Cette recension a été publiée dans le numéro d’hiver 2023 de Politique étrangère (n° 4/2023). Sébastien Jean, directeur associé de l’Initiative géoéconomie et géofinance de l’Ifri, propose une analyse de l’ouvrage de Jack Buffington, Reinventing the Supply Chain: A 21st-Century Covenant with America (Georgetown University Press, 2023, 170 pages).

Ce livre s’ouvre sur le constat navré de la désindustrialisation des États-Unis et des faiblesses et fragilités qui en découlent, révélées notamment par la pandémie de Covid-19. L’économie mondiale est ici considérée au travers de la supply chain, que l’on ose à peine traduire par chaîne d’approvisionnement tant on sent la portée presque incantatoire du terme aux yeux de l’auteur, dont la vie professionnelle est précisément centrée autour de son organisation et de sa gestion. Et celui-ci de déplorer l’évolution de l’économie américaine depuis la fin de la Seconde Guerre mondiale, qui l’a vue se désindustrialiser progressivement au profit d’autres pays (« les Américains ne veulent plus se salir les mains en fabriquant des produits qui peuvent être produits moins cher dans d’autres pays »), se transformant en pays obsédé par la consommation et la rentabilité financière mais négligeant la production.

C’est une crise existentielle de l’Amérique moderne qui est passée en revue, de la baisse du niveau éducatif au sentiment de déclassement des catégories intermédiaires, en passant par la nostalgie d’une domination matérielle révolue et par le déclin économique des zones rurales.

Sans être originaux, ces constats sont aujourd’hui largement partagés, et déplorés. Il ne s’agit pourtant pas ici d’une plainte pessimiste ou d’une charge revancharde de plus. Ce livre est au contraire un plaidoyer résolument optimiste pour réconcilier les intérêts locaux des « communautés » avec une prospérité partagée, en s’appuyant sur une redéfinition des supply chains et sur la blockchain (que l’on n’ose pas plus traduire) pour fluidifier les échanges et transactions entre particuliers (peer-to-peer). C’est une « nouvelle économie » qui est ainsi envisagée, dans laquelle une technologie décentralisée permettrait de développer des écosystèmes au niveau des communautés, réconciliant une logique d’offre et de demande.

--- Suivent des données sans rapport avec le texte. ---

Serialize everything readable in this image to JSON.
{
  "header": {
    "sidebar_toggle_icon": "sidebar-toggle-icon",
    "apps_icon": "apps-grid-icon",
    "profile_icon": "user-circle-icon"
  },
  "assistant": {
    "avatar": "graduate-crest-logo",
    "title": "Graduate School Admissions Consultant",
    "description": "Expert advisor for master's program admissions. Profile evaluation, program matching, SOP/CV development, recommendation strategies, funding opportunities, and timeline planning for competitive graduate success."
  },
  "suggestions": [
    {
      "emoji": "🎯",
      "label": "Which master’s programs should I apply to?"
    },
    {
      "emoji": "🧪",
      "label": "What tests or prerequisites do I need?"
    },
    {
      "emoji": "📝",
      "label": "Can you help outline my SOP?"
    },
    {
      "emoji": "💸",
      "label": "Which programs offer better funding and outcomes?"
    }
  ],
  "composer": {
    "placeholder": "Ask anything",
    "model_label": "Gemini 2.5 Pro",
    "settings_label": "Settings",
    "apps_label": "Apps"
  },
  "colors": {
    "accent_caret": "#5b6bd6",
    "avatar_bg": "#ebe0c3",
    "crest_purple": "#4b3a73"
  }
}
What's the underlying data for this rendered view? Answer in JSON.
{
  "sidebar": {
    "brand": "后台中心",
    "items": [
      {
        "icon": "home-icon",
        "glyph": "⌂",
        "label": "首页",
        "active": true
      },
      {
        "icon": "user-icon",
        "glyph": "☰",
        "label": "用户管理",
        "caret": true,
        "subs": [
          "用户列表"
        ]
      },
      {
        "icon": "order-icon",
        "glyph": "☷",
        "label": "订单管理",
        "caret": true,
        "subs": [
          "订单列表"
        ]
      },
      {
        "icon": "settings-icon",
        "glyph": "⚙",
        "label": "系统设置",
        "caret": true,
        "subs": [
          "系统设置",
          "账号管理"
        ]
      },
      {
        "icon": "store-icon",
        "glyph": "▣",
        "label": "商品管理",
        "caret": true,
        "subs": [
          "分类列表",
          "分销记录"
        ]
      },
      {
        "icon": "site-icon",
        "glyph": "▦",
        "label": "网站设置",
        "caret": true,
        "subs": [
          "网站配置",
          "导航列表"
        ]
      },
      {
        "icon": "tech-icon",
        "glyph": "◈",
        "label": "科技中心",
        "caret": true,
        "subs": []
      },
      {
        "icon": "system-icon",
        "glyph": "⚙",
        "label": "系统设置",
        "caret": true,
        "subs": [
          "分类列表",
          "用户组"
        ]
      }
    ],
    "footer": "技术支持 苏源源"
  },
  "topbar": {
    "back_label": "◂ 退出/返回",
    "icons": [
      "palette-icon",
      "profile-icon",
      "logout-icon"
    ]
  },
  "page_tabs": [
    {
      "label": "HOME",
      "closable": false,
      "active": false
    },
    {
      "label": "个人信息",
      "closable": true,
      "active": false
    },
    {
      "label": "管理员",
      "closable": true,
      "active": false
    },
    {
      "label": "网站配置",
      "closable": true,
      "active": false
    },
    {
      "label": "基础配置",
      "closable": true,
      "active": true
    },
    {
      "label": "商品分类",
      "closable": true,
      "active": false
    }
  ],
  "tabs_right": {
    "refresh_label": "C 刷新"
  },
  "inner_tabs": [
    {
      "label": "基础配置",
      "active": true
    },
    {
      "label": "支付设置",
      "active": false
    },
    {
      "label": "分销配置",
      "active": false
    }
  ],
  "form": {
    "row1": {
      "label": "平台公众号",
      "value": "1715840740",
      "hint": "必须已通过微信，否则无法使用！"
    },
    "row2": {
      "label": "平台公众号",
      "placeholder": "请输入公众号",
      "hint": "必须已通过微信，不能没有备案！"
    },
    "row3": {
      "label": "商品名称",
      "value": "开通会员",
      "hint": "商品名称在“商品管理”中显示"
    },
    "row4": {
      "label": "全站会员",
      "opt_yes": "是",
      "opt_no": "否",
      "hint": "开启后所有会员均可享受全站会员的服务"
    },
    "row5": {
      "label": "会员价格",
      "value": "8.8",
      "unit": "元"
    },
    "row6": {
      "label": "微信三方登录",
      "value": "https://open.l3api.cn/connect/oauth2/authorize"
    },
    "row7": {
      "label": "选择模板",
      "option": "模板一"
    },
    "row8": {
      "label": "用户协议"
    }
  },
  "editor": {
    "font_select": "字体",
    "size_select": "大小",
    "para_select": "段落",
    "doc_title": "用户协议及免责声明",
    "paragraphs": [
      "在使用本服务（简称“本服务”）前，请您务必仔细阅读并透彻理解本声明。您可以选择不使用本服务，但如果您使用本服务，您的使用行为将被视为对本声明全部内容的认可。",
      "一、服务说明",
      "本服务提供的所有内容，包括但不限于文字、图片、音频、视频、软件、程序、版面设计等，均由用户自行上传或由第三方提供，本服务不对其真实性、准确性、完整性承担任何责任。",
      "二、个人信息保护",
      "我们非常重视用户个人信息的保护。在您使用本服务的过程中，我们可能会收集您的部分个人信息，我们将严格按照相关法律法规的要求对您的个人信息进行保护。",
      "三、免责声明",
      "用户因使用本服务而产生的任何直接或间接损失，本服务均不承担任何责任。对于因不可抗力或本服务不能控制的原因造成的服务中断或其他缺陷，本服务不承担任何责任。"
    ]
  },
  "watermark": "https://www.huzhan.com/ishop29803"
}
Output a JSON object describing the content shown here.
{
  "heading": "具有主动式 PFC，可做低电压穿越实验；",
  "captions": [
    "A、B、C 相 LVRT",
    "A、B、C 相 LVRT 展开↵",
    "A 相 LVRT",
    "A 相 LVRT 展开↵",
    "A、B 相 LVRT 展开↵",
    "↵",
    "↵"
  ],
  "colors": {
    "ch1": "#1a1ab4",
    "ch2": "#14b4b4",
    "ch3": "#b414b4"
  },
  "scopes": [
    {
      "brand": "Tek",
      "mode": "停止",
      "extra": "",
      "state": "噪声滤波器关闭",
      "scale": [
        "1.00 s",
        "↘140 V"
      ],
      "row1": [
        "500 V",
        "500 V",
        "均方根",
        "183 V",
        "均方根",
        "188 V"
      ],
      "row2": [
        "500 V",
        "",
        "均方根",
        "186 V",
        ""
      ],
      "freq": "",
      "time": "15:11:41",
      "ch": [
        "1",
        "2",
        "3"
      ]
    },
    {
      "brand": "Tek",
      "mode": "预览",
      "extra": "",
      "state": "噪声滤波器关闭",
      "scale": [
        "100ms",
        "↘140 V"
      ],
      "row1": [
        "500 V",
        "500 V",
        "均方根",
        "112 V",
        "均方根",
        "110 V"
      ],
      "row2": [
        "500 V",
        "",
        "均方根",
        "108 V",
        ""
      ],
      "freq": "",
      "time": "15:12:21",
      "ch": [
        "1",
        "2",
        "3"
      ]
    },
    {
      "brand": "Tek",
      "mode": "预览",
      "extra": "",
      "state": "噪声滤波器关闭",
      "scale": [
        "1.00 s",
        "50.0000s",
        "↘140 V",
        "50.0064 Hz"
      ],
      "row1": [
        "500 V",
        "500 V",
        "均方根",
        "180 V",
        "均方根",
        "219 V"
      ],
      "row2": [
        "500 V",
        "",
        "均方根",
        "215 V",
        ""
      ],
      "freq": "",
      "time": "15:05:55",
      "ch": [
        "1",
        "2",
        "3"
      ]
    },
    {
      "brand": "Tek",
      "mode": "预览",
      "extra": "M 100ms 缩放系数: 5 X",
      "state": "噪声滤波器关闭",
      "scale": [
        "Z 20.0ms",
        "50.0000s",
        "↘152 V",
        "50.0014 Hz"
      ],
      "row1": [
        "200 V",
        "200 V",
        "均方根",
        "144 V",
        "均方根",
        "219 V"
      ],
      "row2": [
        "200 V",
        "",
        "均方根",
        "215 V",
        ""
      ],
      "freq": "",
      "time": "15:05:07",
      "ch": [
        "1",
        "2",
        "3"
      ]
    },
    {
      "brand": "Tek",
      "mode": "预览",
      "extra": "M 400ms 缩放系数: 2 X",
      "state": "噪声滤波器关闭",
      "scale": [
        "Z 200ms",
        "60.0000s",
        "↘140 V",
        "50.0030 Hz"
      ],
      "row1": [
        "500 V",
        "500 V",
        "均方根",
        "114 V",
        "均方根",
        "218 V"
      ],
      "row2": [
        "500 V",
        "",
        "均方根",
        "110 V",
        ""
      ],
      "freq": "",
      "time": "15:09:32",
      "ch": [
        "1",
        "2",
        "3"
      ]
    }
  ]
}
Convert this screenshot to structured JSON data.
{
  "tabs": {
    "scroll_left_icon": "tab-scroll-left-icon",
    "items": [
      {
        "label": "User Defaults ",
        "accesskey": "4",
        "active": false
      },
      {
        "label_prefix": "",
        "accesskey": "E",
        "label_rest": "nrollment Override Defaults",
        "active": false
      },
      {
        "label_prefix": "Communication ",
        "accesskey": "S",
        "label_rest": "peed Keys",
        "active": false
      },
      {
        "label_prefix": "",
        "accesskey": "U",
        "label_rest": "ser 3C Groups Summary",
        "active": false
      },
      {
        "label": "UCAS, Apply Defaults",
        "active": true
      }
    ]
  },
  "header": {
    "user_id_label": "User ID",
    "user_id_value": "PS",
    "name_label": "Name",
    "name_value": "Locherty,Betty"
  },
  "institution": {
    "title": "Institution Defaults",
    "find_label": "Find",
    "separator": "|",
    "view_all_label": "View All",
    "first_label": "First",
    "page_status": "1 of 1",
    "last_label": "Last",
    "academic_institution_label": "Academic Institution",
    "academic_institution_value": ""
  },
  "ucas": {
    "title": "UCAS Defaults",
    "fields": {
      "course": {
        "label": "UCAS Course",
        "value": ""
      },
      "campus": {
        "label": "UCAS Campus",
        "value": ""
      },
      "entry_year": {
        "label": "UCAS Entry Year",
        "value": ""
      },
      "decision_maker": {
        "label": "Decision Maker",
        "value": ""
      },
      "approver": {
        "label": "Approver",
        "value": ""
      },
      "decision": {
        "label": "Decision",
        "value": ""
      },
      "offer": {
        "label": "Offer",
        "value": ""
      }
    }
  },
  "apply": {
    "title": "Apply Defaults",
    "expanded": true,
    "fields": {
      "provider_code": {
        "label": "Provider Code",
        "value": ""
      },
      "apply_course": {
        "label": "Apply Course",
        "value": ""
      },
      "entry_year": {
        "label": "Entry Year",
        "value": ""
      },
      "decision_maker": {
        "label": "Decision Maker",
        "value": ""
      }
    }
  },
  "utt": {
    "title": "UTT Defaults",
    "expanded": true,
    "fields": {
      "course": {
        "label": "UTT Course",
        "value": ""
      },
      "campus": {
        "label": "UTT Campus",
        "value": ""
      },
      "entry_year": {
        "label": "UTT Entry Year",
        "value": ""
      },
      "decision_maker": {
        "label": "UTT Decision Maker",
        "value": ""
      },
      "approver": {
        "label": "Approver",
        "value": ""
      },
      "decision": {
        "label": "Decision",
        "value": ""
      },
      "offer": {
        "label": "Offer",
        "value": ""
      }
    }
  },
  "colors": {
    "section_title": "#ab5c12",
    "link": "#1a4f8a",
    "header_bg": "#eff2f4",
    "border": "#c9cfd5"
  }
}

Empruntant largement au jargon du marketing, de la logistique et de la gestion, l’ensemble forme un discours déconcertant. Déplorant une approche trop politique et financiarisée de l’économie, l’auteur semble s’en remettre à la technologie comme à un deus ex machina pour organiser une économie – et finalement une société, même si ce n’est pas exprimé comme tel – répondant mieux aux besoins des individus ; tout en se revendiquant d’une approche d’ingénieur, il se cantonne à une description éthérée dont on peine à saisir la cohérence et les modes de gouvernance, comme si un dogme technologique pouvait se substituer aux mécanismes sociaux et politiques de partage de la valeur et d’organisation de la collectivité.

On est finalement tenté de voir dans ce livre le miroir déformant d’une Amérique déboussolée, saisie par un sentiment d’érosion de son leadership international et de déliquescence de son tissu social, fascinée par la réussite chinoise – donnée en exemple pour mieux souligner ensuite qu’il ne faut pas l’imiter –, et cependant toujours intimement convaincue de la supériorité de son modèle, fût-il dévoyé.

L’optimisme et la confiance dans la technologie ont souvent fait la force des États-Unis, à condition toutefois de ne pas glisser vers la pensée magique. À en juger par cet ouvrage, le risque existe.